Gruenther died during ejection from the F-16 he was flying on a nighttime training exercise over the Adriatic Sea, off the coast of Italy, on Jan. 28. He became “spatially disoriented” due at least partially to poor weather conditions, the use of night-vision goggles, and the plane’s high rate of speed, the 52-page U.S. Air Force Aircraft Accident Investigation Board Report says.
“This led (Gruenther) to misjudge the imminent need to eject,” the report says.
Gruenther suffered fatal head and neck trauma during the high-speed ejection.
Lucas’ brother, Alex Gruenther, who is a computer engineer with the Air Force, said the plane was traveling 655 mph with extreme winds. His brother’s seat twisted and his helmet came off during the ejection, he said.
The plane was destroyed upon impact, according to the report.

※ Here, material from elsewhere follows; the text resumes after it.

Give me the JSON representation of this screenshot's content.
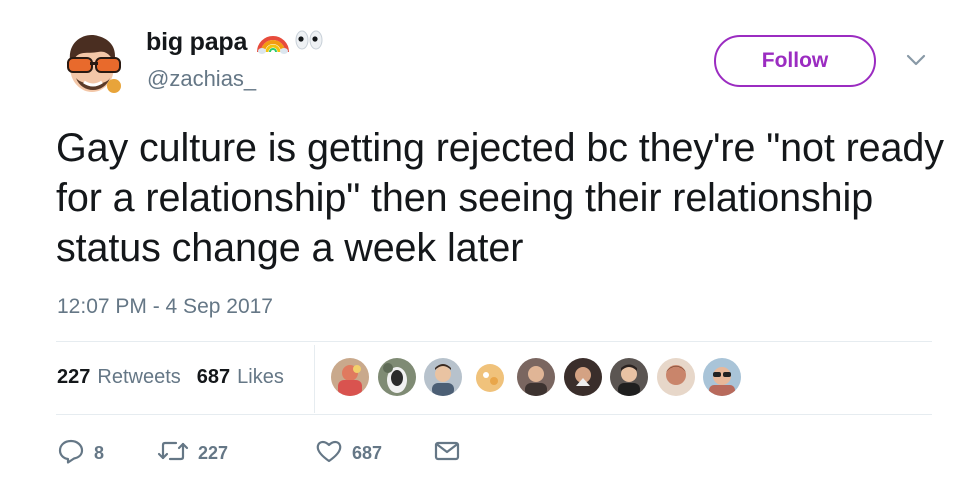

Alex Gruenther said the report needs to be taken in context. He believes his brother “did everything right” given the circumstances.
“We’re talking a split-second decision in life and death. You just have to put yourself in the cockpit — you’re going down 1,000 feet a second, pulling 8 G’s, warning lights and audible alarms are going off,” he said by phone Monday from Wright-Patterson Air Force Base in Ohio.
Lucas Gruenther, 32, who grew up in Twain Harte, was stationed at Aviano Air Force Base in northeastern Italy.
His wife and Summerville High School sweetheart, Cassy, gave birth to their daughter, Serene, 10 days after the accident.
Cassy Gruenther and 8-month-old Serene moved back to Tuolumne County from Italy this month.
“It’s been really hard, but the blessing is that she’s a part of him,” Cassy Gruenther said Monday — exactly nine months after the accident.
Cassy Gruenther said transcripts of radio calls the night of the accident show Gruenther expressed concern about the weather multiple times.
“It’s hard, because I just feel they shouldn’t have been out there to begin with,” she said.
She said her late husband was a responsible pilot who “never pushed the limits” with weather or safety.
“I think the most important thing for me is to know Luc did everything he was supposed to do — everything he humanly could,” she said.
Memorial services were held earlier this year at Summerville High and Gruenther’s Italian air base along with a funeral service with full military honors at the U.S. Air Force Academy in Colorado.